Now consider that during the same time frame considered — 2000 to present — the Diocese of Youngstown saw a 36 percent decline in Mass attendance, and the Diocese of Columbus a 23 percent decline. To repeat, Steubenville’s decline is 24 percent.
We’re only slightly worse than Columbus, and much better than Youngstown.
What this says to me is we have a tremendous opportunity. A hard-working and devoted shepherd could work with his pastors and lay faithful, including the students at Franciscan University who are on fire for the work of evangelization, to reverse these numbers.
This is why I started by say the claim is so puzzling. This claim basically says, “I found the work too hard and decided the most prudent course of action was to abandon it.”
But evangelization is the work of the Church. It was the specific charge given by Christ to the Apostles before he ascended and was hidden by a cloud. The bishop is the Apostle to this local Church. He is the chief teacher and evangelist of the diocese. Working to bring people back to Mass, to bring them to Christ is the bishop’s job.
In this diocese at present that has elements apart from sharing the Gospel, due to the financial scandal and the scandal of shutting down the churches for so long. But these MUST be overcome.
The bishop — frankly, this is true whether it’s Monforton or Fernandes — MUST work to restore trust. He must work to reignite a desire for the Eucharist. He must work to find and bring back the sheep who have strayed.
Our Mass attendance numbers don’t bespeak a dying Diocese, they bespeak a disillusioned flock that can be open to an invitation to return.

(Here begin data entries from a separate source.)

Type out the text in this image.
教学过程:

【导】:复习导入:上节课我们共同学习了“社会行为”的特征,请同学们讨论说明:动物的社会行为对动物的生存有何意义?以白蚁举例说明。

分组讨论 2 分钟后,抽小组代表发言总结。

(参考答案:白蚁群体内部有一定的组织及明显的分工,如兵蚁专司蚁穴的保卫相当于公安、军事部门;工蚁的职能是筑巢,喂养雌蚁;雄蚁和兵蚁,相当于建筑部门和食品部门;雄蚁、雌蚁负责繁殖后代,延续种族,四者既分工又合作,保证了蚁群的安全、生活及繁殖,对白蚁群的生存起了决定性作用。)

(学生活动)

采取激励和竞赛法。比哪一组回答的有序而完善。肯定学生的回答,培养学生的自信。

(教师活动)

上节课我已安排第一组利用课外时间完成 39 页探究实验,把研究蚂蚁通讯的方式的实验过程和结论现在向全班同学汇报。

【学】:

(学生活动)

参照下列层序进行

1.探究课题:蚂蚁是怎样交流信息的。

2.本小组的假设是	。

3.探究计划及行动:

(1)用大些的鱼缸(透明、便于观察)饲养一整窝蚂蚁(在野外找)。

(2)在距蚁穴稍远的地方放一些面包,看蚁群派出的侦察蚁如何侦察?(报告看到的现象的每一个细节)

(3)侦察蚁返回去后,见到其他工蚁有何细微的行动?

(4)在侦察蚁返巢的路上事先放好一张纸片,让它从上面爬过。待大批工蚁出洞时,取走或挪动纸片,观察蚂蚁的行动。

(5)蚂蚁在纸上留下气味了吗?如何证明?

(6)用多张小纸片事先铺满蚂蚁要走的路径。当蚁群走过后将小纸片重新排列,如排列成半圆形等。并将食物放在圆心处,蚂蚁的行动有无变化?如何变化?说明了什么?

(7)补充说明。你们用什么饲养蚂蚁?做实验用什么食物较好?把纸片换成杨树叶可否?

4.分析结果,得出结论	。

Which bishop is better-positioned to do that: a bishop in Steubenville, who is set aside for work with this part of the flock? Or a bishop in Columbus who has 23 counties already demanding his attention?

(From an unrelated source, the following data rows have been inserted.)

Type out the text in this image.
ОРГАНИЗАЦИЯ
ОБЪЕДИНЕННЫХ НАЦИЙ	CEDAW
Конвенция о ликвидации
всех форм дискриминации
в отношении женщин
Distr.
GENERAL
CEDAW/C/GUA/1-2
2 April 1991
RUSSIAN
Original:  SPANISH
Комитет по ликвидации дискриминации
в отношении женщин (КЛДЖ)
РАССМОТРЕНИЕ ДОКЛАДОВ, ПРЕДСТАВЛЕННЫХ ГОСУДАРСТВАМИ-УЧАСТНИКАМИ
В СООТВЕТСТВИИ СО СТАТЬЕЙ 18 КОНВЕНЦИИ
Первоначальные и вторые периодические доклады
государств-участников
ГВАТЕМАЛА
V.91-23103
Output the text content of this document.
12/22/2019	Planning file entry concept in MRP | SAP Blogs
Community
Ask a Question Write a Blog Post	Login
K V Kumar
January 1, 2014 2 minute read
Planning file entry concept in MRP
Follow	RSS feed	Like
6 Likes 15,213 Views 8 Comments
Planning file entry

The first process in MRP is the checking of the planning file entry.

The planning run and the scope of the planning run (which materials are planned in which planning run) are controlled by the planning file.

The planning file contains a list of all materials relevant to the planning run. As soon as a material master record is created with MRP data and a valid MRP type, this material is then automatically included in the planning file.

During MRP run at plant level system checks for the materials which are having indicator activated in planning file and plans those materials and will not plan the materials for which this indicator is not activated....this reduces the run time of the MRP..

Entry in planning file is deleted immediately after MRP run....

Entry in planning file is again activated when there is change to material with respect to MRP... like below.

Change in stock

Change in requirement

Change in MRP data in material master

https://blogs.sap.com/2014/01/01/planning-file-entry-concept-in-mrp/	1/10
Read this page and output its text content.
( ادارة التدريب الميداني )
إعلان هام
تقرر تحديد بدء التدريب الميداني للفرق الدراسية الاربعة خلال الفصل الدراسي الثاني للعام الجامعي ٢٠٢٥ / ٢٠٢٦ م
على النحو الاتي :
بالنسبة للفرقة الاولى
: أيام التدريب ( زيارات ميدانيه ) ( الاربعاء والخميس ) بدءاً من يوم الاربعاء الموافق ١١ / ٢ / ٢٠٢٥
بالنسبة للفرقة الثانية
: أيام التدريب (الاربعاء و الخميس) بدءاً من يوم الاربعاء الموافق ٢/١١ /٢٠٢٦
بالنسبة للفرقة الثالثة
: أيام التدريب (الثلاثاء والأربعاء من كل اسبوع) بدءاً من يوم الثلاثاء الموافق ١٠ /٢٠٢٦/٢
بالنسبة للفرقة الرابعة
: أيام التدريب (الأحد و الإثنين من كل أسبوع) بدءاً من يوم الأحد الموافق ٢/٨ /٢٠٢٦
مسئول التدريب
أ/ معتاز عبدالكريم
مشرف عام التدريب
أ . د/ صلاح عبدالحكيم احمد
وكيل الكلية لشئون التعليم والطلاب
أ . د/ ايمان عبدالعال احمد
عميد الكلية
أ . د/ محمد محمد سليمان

And then there’s the question of the priest shortage. Since a merger would necessarily mean fewer priests, and perhaps fewer parishes, in our area, Mass and confession and spiritual guidance would become even less common. How will that help with Mass attendance numbers?
I keep coming back to the thought that the only problem this merger would actually solve would be the cathedral question. Suddenly we’d have one.